Solo qualche settimana fa ho fatto il “pieno di infamie” perché mi ero permesso di scrivere che l’Empoli era una patetica rappresentativa indecorosa con giocatori che non facevano gol neppure con le mani.

Concetto un po’ fortino, mi rendo conto, ma sono pur sempre un finto giornalista che deve aizzare gli animi, altrimenti chi mi leggerebbe, mia madre? No, neppure lei. Non segue il calcio.

In fin dei conti ho il grande pregio di non raccontare mai bugie. Magari sbaglio, del resto chi si espone può prendere delle cantonate, ma sono fiero delle mie idee anche quando poi si rivelano sbagliate. E finora l’Empoli sta tristemente dandomi ragione.

Credo quindi che sia corretto spendere due righe anche per il nuovo presidente del Pisa, il signor Giuseppe Corrado.

Il signor Corrado ha finalmente tolto i pisani dalla melma in cui erano finiti, succubi tutti di una situazione oltre il surreale. Fortuna per loro che in Serie B c’è un presidente come Andrea Abodi che è riuscito a gestire col buon senso e con intelligenza un vero e proprio marasma. Unico dirigente italiano capace di capire moltissime cose del nostro amato giochino, motivo per il quale in Serie A abbiamo ancora un tizio come Tavecchio, degno rappresentante di un campionato che è oramai più indecoroso di lui.

Il nuovo presidente nerazzurro si è presentato oggi con un’intervista molto intelligente, dove ha cercato di eccitare la propria tifoseria dichiarando di essere tifoso juventino nonché anti-fiorentino sfegatato. Addirittura pare che abbia detto che il giorno della nostra retrocessione andò a Forte dei Marmi a una festa organizzata apposta per festeggiare l’evento.

Già qui una prima anomalia.

Agli juventini veri davvero non fotte niente dei fiorentini.
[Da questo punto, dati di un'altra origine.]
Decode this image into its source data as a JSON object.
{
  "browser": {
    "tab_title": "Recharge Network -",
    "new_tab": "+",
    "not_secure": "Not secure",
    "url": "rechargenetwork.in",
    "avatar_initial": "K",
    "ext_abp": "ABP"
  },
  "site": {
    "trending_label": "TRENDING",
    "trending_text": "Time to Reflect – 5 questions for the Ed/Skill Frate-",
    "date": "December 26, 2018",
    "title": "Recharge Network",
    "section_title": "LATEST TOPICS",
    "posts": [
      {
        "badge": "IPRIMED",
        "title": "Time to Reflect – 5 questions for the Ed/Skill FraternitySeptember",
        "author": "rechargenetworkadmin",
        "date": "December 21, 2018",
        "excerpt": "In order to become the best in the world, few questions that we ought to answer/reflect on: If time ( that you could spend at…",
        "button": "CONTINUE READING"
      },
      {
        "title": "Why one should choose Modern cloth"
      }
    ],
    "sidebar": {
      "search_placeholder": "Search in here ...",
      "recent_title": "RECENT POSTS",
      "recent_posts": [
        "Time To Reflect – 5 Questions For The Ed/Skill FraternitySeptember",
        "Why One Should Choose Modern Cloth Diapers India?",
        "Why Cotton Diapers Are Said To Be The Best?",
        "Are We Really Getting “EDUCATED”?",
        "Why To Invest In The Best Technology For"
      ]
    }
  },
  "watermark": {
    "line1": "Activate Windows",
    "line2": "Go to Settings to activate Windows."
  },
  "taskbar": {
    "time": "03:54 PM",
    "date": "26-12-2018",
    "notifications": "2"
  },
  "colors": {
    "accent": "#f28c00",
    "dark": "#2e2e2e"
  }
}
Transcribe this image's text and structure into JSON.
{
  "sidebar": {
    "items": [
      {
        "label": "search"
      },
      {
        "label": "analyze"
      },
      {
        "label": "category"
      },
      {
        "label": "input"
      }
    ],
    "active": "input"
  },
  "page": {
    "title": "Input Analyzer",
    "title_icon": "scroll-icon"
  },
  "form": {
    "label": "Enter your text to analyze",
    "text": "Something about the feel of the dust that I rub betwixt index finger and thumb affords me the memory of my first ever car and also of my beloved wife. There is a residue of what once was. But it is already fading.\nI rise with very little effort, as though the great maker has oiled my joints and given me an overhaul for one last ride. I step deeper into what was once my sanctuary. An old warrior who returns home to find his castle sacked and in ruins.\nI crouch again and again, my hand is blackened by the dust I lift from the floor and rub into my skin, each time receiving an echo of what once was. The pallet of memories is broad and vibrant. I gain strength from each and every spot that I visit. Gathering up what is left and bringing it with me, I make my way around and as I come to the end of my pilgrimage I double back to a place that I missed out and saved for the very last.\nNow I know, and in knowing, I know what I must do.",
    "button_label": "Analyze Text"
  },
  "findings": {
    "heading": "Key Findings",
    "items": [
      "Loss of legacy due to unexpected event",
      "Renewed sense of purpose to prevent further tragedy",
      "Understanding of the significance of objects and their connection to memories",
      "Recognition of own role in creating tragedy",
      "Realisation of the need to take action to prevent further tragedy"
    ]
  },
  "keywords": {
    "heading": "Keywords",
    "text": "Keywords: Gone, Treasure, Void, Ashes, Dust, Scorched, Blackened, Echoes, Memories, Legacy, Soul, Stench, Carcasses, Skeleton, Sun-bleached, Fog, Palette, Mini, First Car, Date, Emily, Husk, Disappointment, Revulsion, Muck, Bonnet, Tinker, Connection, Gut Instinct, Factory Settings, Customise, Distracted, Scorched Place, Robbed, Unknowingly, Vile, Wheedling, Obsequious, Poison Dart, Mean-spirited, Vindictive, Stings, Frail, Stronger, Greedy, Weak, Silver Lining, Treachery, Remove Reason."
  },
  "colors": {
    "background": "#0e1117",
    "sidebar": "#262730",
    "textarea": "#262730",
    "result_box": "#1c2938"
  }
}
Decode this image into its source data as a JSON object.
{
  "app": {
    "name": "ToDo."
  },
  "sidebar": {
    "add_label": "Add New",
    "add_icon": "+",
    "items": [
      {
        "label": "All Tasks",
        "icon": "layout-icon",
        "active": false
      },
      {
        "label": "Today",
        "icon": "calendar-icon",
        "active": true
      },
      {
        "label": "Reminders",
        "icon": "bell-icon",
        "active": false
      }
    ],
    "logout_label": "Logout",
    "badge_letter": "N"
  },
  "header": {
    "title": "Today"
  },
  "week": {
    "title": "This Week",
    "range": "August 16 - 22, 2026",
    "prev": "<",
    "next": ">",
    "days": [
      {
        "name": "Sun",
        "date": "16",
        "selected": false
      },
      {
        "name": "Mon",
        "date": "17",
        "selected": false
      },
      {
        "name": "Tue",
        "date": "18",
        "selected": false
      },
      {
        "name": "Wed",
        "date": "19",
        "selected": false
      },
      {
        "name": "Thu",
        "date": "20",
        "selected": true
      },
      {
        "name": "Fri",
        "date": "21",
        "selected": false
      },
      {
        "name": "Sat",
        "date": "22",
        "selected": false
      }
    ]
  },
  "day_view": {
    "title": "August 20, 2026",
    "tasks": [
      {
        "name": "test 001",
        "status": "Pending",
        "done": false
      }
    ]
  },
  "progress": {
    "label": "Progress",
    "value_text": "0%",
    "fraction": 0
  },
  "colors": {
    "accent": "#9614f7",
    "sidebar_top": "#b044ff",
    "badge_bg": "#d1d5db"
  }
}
Gli unici nemici veri sono gli interisti, poi il Torino come derby cittadino, ma se proprio vogliamo forzare la mano in quanto gli Juventini a Torino sono una risibile minoranza.

Mi fermerei però, più che su queste cazzatine dette per far venire un’erezione a una tifoseria che non ne ha una (calcisticamente parlando) da diversi decenni, su una frase passata sottotraccia che secondo me fa ben sperare.

Alla domanda: “ E per il dopo-Lucchesi? Chi sarà il direttore generale?” il nostro ha risposto: «Non è un ruolo che mi sta particolarmente a cuore. Inizialmente, lo farò io il direttore generale. Semmai, ne riparleremo a giugno».

Tranquilli amici pisani.
Lo farà lui il direttore generale.

Speriamo più che altro che vengano pagate davvero tutte le mensilità arretrate a tutto lo staff pisano entro Natale come promesso.

Un grande in bocca al lupo – senza sarcasmo – a Gattuso, uomo e allenatore che stimo moltissimo.